Small business grants are lump sums given to a person, business or corporation, usually from federal, state county or local governments but sometimes sourced from private businesses and corporations. Grants do not require repayment, so as you can imagine, they’re challenging to come by. Use resources like the Small Business Administration to identify available grants and see what you qualify for.

Who is it best for? Entrepreneurs looking to supplement their business funding. Small business grants are usually much smaller than what you can receive with other sources of capital, so it’s advisable you also pursue this along with other business funds.

What to consider: Most grants have prerequisites (e.g. a veteran-owned business with fewer than 20 employees with a history of supporting philanthropic efforts) or rules to comply with to receive the funds.

Venture Capital

This form of private equity is sourced by investors looking to get in at the ground floor of an up-and-coming startup.

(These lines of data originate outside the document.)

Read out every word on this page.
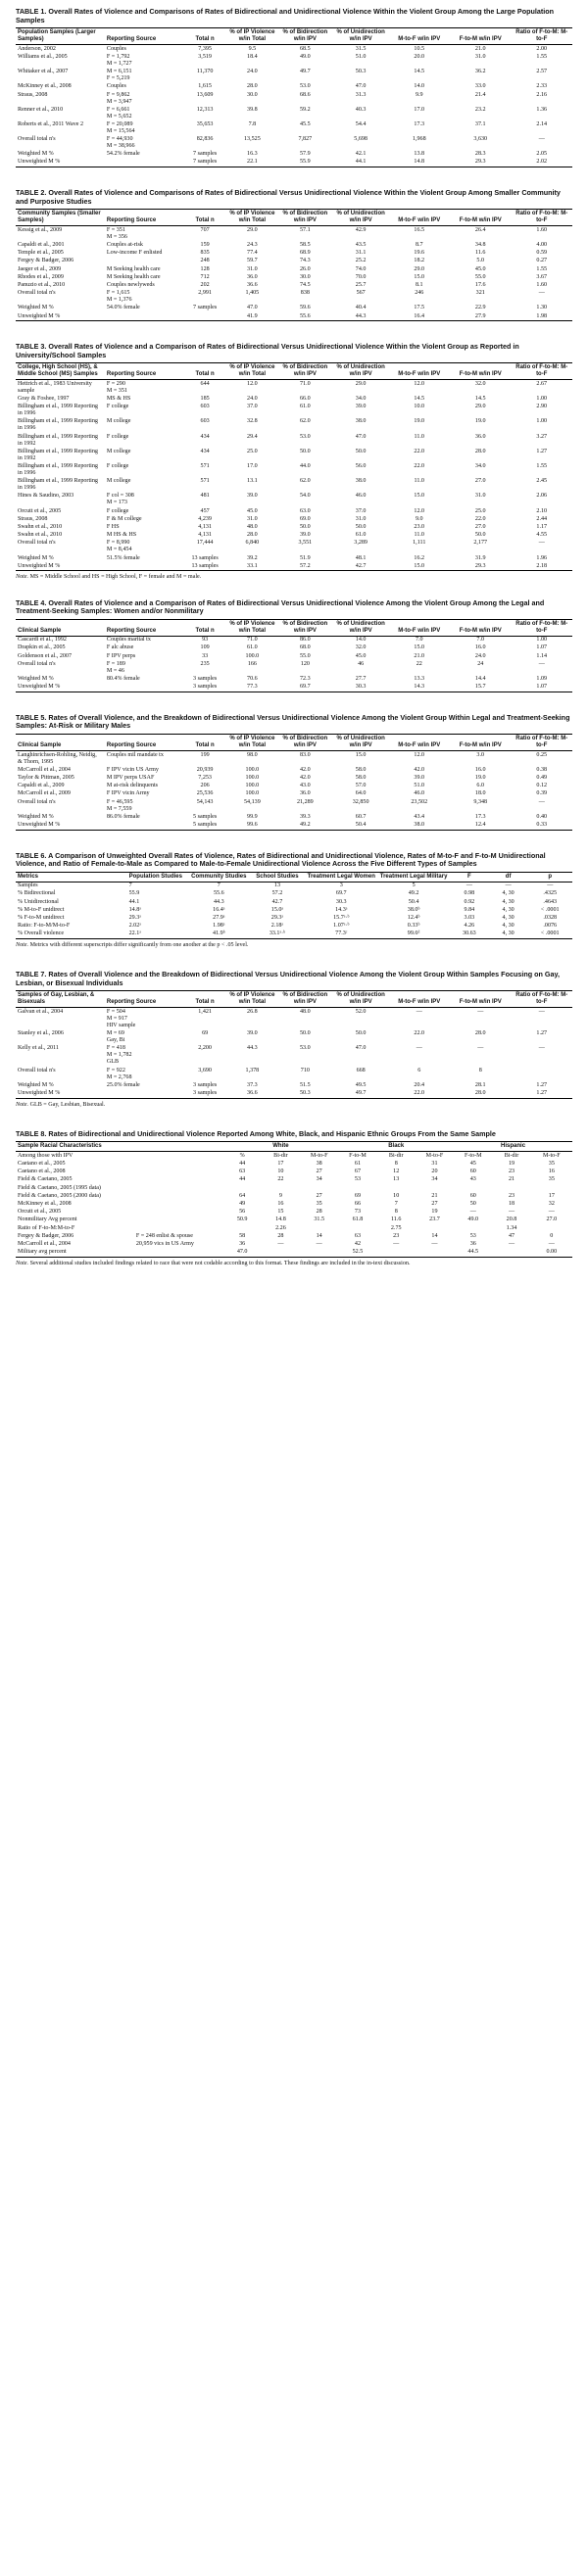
TABLE 1. Overall Rates of Violence and Comparisons of Rates of Bidirectional and Unidirectional Violence Within the Violent Group Among the Large Population Samples
Population Samples (Larger Samples)	Reporting Source	Total n	% of IP Violence w/in Total	% of Bidirection w/in IPV	% of Unidirection w/in IPV	M-to-F w/in IPV	F-to-M w/in IPV	Ratio of F-to-M: M-to-F
Anderson, 2002	Couples	7,395	9.5	68.5	31.5	10.5	21.0	2.00
Williams et al., 2005	F = 1,792
M = 1,727	3,519	18.4	49.0	51.0	20.0	31.0	1.55
Whitaker et al., 2007	M = 6,151
F = 5,219	11,370	24.0	49.7	50.3	14.5	36.2	2.57
McKinney et al., 2008	Couples	1,615	28.0	53.0	47.0	14.0	33.0	2.33
Straus, 2008	F = 9,862
M = 3,947	13,609	30.0	68.6	31.3	9.9	21.4	2.16
Renner et al., 2010	F = 6,661
M = 5,652	12,313	39.8	59.2	40.3	17.0	23.2	1.36
Roberts et al., 2011 Wave 2	F = 20,089
M = 15,564	35,653	7.8	45.5	54.4	17.3	37.1	2.14
Overall total n's	F = 44,930
M = 38,966	82,836	13,525	7,827	5,698	1,968	3,630	—
Weighted M %	54.2% female	7 samples	16.3	57.9	42.1	13.8	28.3	2.05
Unweighted M %		7 samples	22.1	55.9	44.1	14.8	29.3	2.02
TABLE 2. Overall Rates of Violence and Comparisons of Rates of Bidirectional Versus Unidirectional Violence Within the Violent Group Among Smaller Community and Purposive Studies
Community Samples (Smaller Samples)	Reporting Source	Total n	% of IP Violence w/in Total	% of Bidirection w/in IPV	% of Unidirection w/in IPV	M-to-F w/in IPV	F-to-M w/in IPV	Ratio of F-to-M: M-to-F
Kessig et al., 2009	F = 351
M = 356	707	29.0	57.1	42.9	16.5	26.4	1.60
Capaldi et al., 2001	Couples at-risk	159	24.3	58.5	43.5	8.7	34.8	4.00
Temple et al., 2005	Low-income F enlisted	835	77.4	68.9	31.1	19.6	11.6	0.59
Fergey & Badger, 2006		248	59.7	74.3	25.2	18.2	5.0	0.27
Jaeger et al., 2009	M Seeking health care	128	31.0	26.0	74.0	29.0	45.0	1.55
Rhodes et al., 2009	M Seeking health care	712	36.0	30.0	70.0	15.0	55.0	3.67
Panuzio et al., 2010	Couples newlyweds	202	36.6	74.5	25.7	8.1	17.6	1.60
Overall total n's	F = 1,615
M = 1,376	2,991	1,405	838	567	246	321	—
Weighted M %	54.0% female	7 samples	47.0	59.6	40.4	17.5	22.9	1.30
Unweighted M %			41.9	55.6	44.3	16.4	27.9	1.98
TABLE 3. Overall Rates of Violence and a Comparison of Rates of Bidirectional Versus Unidirectional Violence Within the Violent Group as Reported in University/School Samples
College, High School (HS), & Middle School (MS) Samples	Reporting Source	Total n	% of IP Violence w/in Total	% of Bidirection w/in IPV	% of Unidirection w/in IPV	M-to-F w/in IPV	F-to-M w/in IPV	Ratio of F-to-M: M-to-F
Hettrich et al., 1983 University sample	F = 290
M = 351	644	12.0	71.0	29.0	12.0	32.0	2.67
Gray & Foshee, 1997	MS & HS	185	24.0	66.0	34.0	14.5	14.5	1.00
Billingham et al., 1999 Reporting in 1996	F college	603	37.0	61.0	39.0	10.0	29.0	2.90
Billingham et al., 1999 Reporting in 1996	M college	603	32.8	62.0	38.0	19.0	19.0	1.00
Billingham et al., 1999 Reporting in 1992	F college	434	29.4	53.0	47.0	11.0	36.0	3.27
Billingham et al., 1999 Reporting in 1992	M college	434	25.0	50.0	50.0	22.0	28.0	1.27
Billingham et al., 1999 Reporting in 1996	F college	571	17.0	44.0	56.0	22.0	34.0	1.55
Billingham et al., 1999 Reporting in 1996	M college	571	13.1	62.0	38.0	11.0	27.0	2.45
Hines & Saudino, 2003	F col = 308
M = 173	481	39.0	54.0	46.0	15.0	31.0	2.06
Orcutt et al., 2005	F college	457	45.0	63.0	37.0	12.0	25.0	2.10
Straus, 2008	F & M college	4,239	31.0	69.0	31.0	9.0	22.0	2.44
Swahn et al., 2010	F HS	4,131	48.0	50.0	50.0	23.0	27.0	1.17
Swahn et al., 2010	M HS & HS	4,131	28.0	39.0	61.0	11.0	50.0	4.55
Overall total n's	F = 8,990
M = 8,454	17,444	6,840	3,551	3,289	1,111	2,177	—
Weighted M %	51.5% female	13 samples	39.2	51.9	48.1	16.2	31.9	1.96
Unweighted M %		13 samples	33.1	57.2	42.7	15.0	29.3	2.18
Note. MS = Middle School and HS = High School, F = female and M = male.
TABLE 4. Overall Rates of Violence and a Comparison of Rates of Bidirectional Versus Unidirectional Violence Among the Violent Group Among the Legal and Treatment-Seeking Samples: Women and/or Nonmilitary
Clinical Sample	Reporting Source	Total n	% of IP Violence w/in Total	% of Bidirection w/in IPV	% of Unidirection w/in IPV	M-to-F w/in IPV	F-to-M w/in IPV	Ratio of F-to-M: M-to-F
Cascardi et al., 1992	Couples marital tx	93	71.0	86.0	14.0	7.0	7.0	1.00
Drapkin et al., 2005	F alc abuse	109	61.0	68.0	32.0	15.0	16.0	1.07
Goldenson et al., 2007	F IPV perps	33	100.0	55.0	45.0	21.0	24.0	1.14
Overall total n's	F = 189
M = 46	235	166	120	46	22	24	—
Weighted M %	80.4% female	3 samples	70.6	72.3	27.7	13.3	14.4	1.09
Unweighted M %		3 samples	77.3	69.7	30.3	14.3	15.7	1.07
TABLE 5. Rates of Overall Violence, and the Breakdown of Bidirectional Versus Unidirectional Violence Among the Violent Group Within Legal and Treatment-Seeking Samples: At-Risk or Military Males
Clinical Sample	Reporting Source	Total n	% of IP Violence w/in Total	% of Bidirection w/in IPV	% of Unidirection w/in IPV	M-to-F w/in IPV	F-to-M w/in IPV	Ratio of F-to-M: M-to-F
Langhinrichsen-Rohling, Neidig, & Thorn, 1995	Couples mil mandate tx	199	98.0	83.0	15.0	12.0	3.0	0.25
McCarroll et al., 2004	F IPV vicin US Army	20,939	100.0	42.0	58.0	42.0	16.0	0.38
Taylor & Pittman, 2005	M IPV perps USAF	7,253	100.0	42.0	58.0	39.0	19.0	0.49
Capaldi et al., 2009	M at-risk delinquents	206	100.0	43.0	57.0	51.0	6.0	0.12
McCarroll et al., 2009	F IPV vicin Army	25,536	100.0	36.0	64.0	46.0	18.0	0.39
Overall total n's	F = 46,595
M = 7,559	54,143	54,139	21,289	32,850	23,502	9,348	—
Weighted M %	86.0% female	5 samples	99.9	39.3	60.7	43.4	17.3	0.40
Unweighted M %		5 samples	99.6	49.2	50.4	38.0	12.4	0.33
TABLE 6. A Comparison of Unweighted Overall Rates of Violence, Rates of Bidirectional and Unidirectional Violence, Rates of M-to-F and F-to-M Unidirectional Violence, and Ratio of Female-to-Male as Compared to Male-to-Female Unidirectional Violence Across the Five Different Types of Samples
Metrics	Population Studies	Community Studies	School Studies	Treatment Legal Women	Treatment Legal Military	F	df	p
Samples	7	7	13	3	5	—	—	—
% Bidirectional	55.9	55.6	57.2	69.7	49.2	0.98	4, 30	.4325
% Unidirectional	44.1	44.3	42.7	30.3	50.4	0.92	4, 30	.4643
% M-to-F unidirect	14.8ᵃ	16.4ᵃ	15.0ᵃ	14.3ᵃ	38.0ᵇ	9.84	4, 30	< .0001
% F-to-M unidirect	29.3ᵃ	27.9ᵃ	29.3ᵃ	15.7ᵃ·ᵇ	12.4ᵇ	3.03	4, 30	.0328
Ratio: F-to-M/M-to-F	2.02ᵃ	1.98ᵃ	2.18ᵃ	1.07ᵃ·ᵇ	0.33ᵇ	4.26	4, 30	.0076
% Overall violence	22.1ᵃ	41.9ᵇ	33.1ᵃ·ᵇ	77.3ᶜ	99.6ᵈ	30.63	4, 30	< .0001
Note. Metrics with different superscripts differ significantly from one another at the p < .05 level.
TABLE 7. Rates of Overall Violence and the Breakdown of Bidirectional Versus Unidirectional Violence Among the Violent Group Within Samples Focusing on Gay, Lesbian, or Bisexual Individuals
Samples of Gay, Lesbian, & Bisexuals	Reporting Source	Total n	% of IP Violence w/in Total	% of Bidirection w/in IPV	% of Unidirection w/in IPV	M-to-F w/in IPV	F-to-M w/in IPV	Ratio of F-to-M: M-to-F
Galvan et al., 2004	F = 504
M = 917
HIV sample	1,421	26.8	48.0	52.0	—	—	—
Stanley et al., 2006	M = 69
Gay, Bi	69	39.0	50.0	50.0	22.0	28.0	1.27
Kelly et al., 2011	F = 418
M = 1,782
GLB	2,200	44.3	53.0	47.0	—	—	—
Overall total n's	F = 922
M = 2,768	3,690	1,378	710	668	6	8	
Weighted M %	25.0% female	3 samples	37.3	51.5	49.5	20.4	28.1	1.27
Unweighted M %		3 samples	36.6	50.3	49.7	22.0	28.0	1.27
Note. GLB = Gay, Lesbian, Bisexual.
TABLE 8. Rates of Bidirectional and Unidirectional Violence Reported Among White, Black, and Hispanic Ethnic Groups From the Same Sample
Sample Racial Characteristics		White			Black			Hispanic		
Among those with IPV		%	Bi-dir	M-to-F	F-to-M	Bi-dir	M-to-F	F-to-M	Bi-dir	M-to-F
Caetano et al., 2005		44	17	38	61	8	31	45	19	35
Caetano et al., 2008		63	10	27	67	12	20	60	23	16
Field & Caetano, 2005		44	22	34	53	13	34	43	21	35
Field & Caetano, 2005 (1995 data)										
Field & Caetano, 2005 (2000 data)		64	9	27	69	10	21	60	23	17
McKinney et al., 2008		49	16	35	66	7	27	50	18	32
Orcutt et al., 2005		56	15	28	73	8	19	—	—	—
Nonmilitary Avg percent		50.9	14.8	31.5	61.8	11.6	23.7	49.0	20.8	27.0
Ratio of F-to-M:M-to-F			2.26			2.75			1.34	
Fergey & Badger, 2006	F = 248 enlist & spouse	58	28	14	63	23	14	53	47	0
McCarroll et al., 2004	20,959 vics in US Army	36	—	—	42	—	—	36	—	—
Military avg percent		47.0			52.5			44.5		0.00
Note. Several additional studies included findings related to race that were not codable according to this format. These findings are included in the in-text discussion.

Investors are typically experienced with these types of business opportunities and are supported by a firm or an investment bank. As with traditional types of equity, most investors expect a stake in the company.

Who is it best for? Confident business owners who know how to sell their idea and have the business plan, experience, and data to back it up.

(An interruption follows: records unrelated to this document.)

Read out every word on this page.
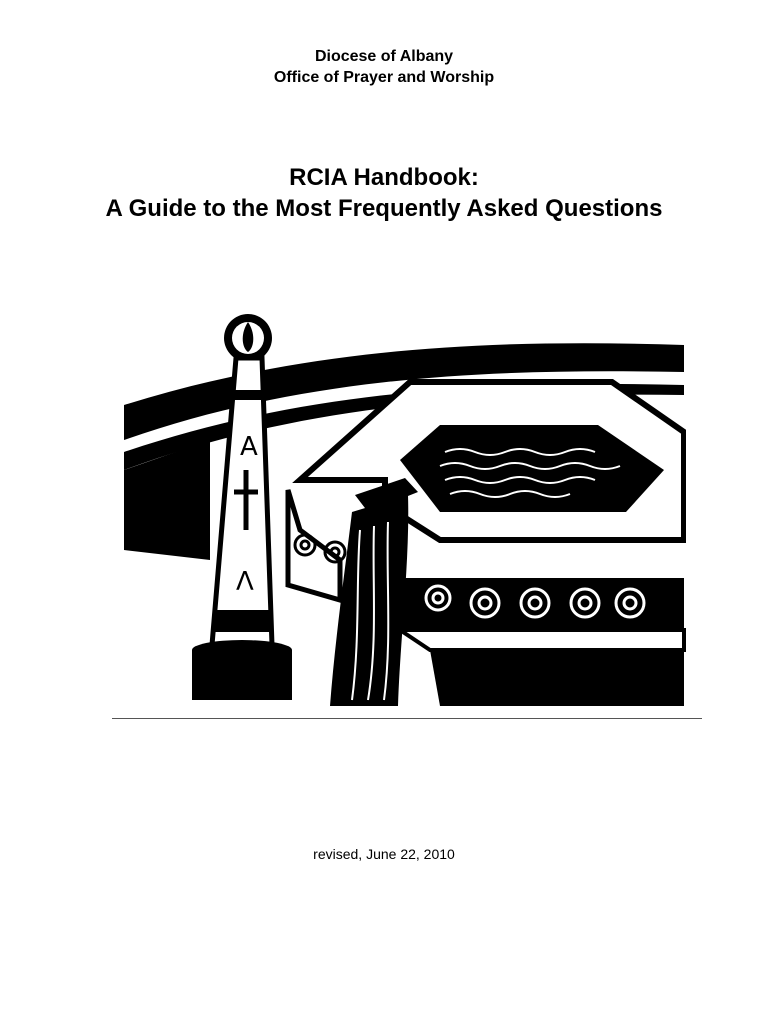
Diocese of Albany
Office of Prayer and Worship
RCIA Handbook:
A Guide to the Most Frequently Asked Questions
A
Λ
revised, June 22, 2010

What to consider: Venture capital support isn’t always cash. Sometimes it comes in the form of additional resources, technical expertise, or managerial guidance.

How to get venture capital funding

There’s no guaranteed way to get venture capital, but the process generally follows a standard order of basic steps.

Find an investor 

Look for individual investors — sometimes called “angel investors” — or venture capital firms. Be sure to do enough background research to know if the investor is reputable and has experience working with startup companies.

Share your business plan 

The investor will review your business plan to make sure it meets their investing criteria. Most investment funds concentrate on an industry, geographic area, or stage of business development.

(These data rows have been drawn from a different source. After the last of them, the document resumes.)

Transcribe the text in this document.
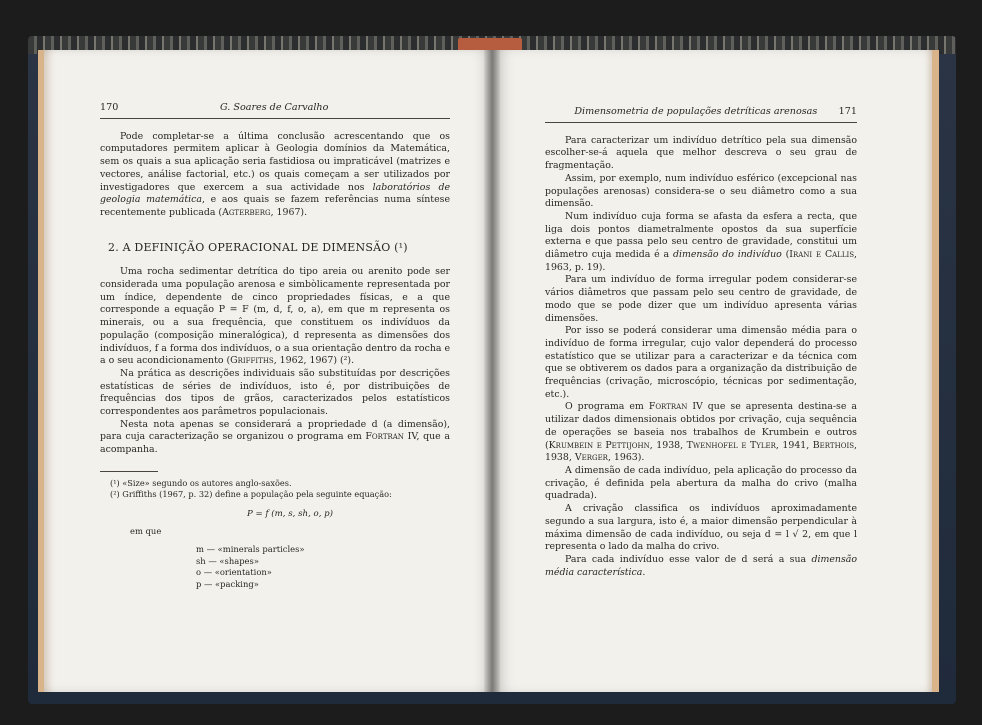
170	G. Soares de Carvalho

Pode completar-se a última conclusão acrescentando que os computadores permitem aplicar à Geologia domínios da Matemática, sem os quais a sua aplicação seria fastidiosa ou impraticável (matrizes e vectores, análise factorial, etc.) os quais começam a ser utilizados por investigadores que exercem a sua actividade nos laboratórios de geologia matemática, e aos quais se fazem referências numa síntese recentemente publicada (Agterberg, 1967).

2. A DEFINIÇÃO OPERACIONAL DE DIMENSÃO (¹)

Uma rocha sedimentar detrítica do tipo areia ou arenito pode ser considerada uma população arenosa e simbòlicamente representada por um índice, dependente de cinco propriedades físicas, e a que corresponde a equação P = F (m, d, f, o, a), em que m representa os minerais, ou a sua frequência, que constituem os indivíduos da população (composição mineralógica), d representa as dimensões dos indivíduos, f a forma dos indivíduos, o a sua orientação dentro da rocha e a o seu acondicionamento (Griffiths, 1962, 1967) (²).

Na prática as descrições individuais são substituídas por descrições estatísticas de séries de indivíduos, isto é, por distribuições de frequências dos tipos de grãos, caracterizados pelos estatísticos correspondentes aos parâmetros populacionais.

Nesta nota apenas se considerará a propriedade d (a dimensão), para cuja caracterização se organizou o programa em Fortran IV, que a acompanha.

(¹) «Size» segundo os autores anglo-saxões.

(²) Griffiths (1967, p. 32) define a população pela seguinte equação:

P = f (m, s, sh, o, p)
em que
m — «minerals particles»
sh — «shapes»
o — «orientation»
p — «packing»
Dimensometria de populações detríticas arenosas 171

Para caracterizar um indivíduo detrítico pela sua dimensão escolher-se-á aquela que melhor descreva o seu grau de fragmentação.

Assim, por exemplo, num indivíduo esférico (excepcional nas populações arenosas) considera-se o seu diâmetro como a sua dimensão.

Num indivíduo cuja forma se afasta da esfera a recta, que liga dois pontos diametralmente opostos da sua superfície externa e que passa pelo seu centro de gravidade, constitui um diâmetro cuja medida é a dimensão do indivíduo (Irani e Callis, 1963, p. 19).

Para um indivíduo de forma irregular podem considerar-se vários diâmetros que passam pelo seu centro de gravidade, de modo que se pode dizer que um indivíduo apresenta várias dimensões.

Por isso se poderá considerar uma dimensão média para o indivíduo de forma irregular, cujo valor dependerá do processo estatístico que se utilizar para a caracterizar e da técnica com que se obtiverem os dados para a organização da distribuição de frequências (crivação, microscópio, técnicas por sedimentação, etc.).

O programa em Fortran IV que se apresenta destina-se a utilizar dados dimensionais obtidos por crivação, cuja sequência de operações se baseia nos trabalhos de Krumbein e outros (Krumbein e Pettijohn, 1938, Twenhofel e Tyler, 1941, Berthois, 1938, Verger, 1963).

A dimensão de cada indivíduo, pela aplicação do processo da crivação, é definida pela abertura da malha do crivo (malha quadrada).

A crivação classifica os indivíduos aproximadamente segundo a sua largura, isto é, a maior dimensão perpendicular à máxima dimensão de cada indivíduo, ou seja d = l √ 2, em que l representa o lado da malha do crivo.

Para cada indivíduo esse valor de d será a sua dimensão média característica.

Go through due diligence review 

The investors will look at your company’s management team, market, products and services, corporate governance documents, and financial statements.

Work out the terms 

If they want to invest, the next step is to agree on a term sheet that describes the terms and conditions for the fund to invest.


Once you agree on a term sheet, you can get the investment! Once a venture fund has invested, it becomes actively involved in the company. Venture funds normally come in “rounds.” As the company meets milestones, further rounds of financing are made available, with adjustments in price as the company executes its plan.

Angel Investment

Similar to venture capital, an angel investor is a private equity source. The financially capable individual provides business funds to startups or innovators for equity. 

The biggest difference between venture capital and angel investments is the latter often has a personal connection or has networked with the business owner. Additionally, it’s more common for angel investors to provide seed money or make a onetime investment to help the business get started whereas venture capitalists tend to stay involved.

Who is it best for? Small business owners that are connected to private investors.

What to consider: If you’re just starting out, it can feel drastic to give away a portion of your company. Make sure you fully understand the angel’s offer and weigh the risk and reward. 

In the long run, with every decision a business owner makes, financial intelligence is key. Financial intelligence also deals with emotional intelligence.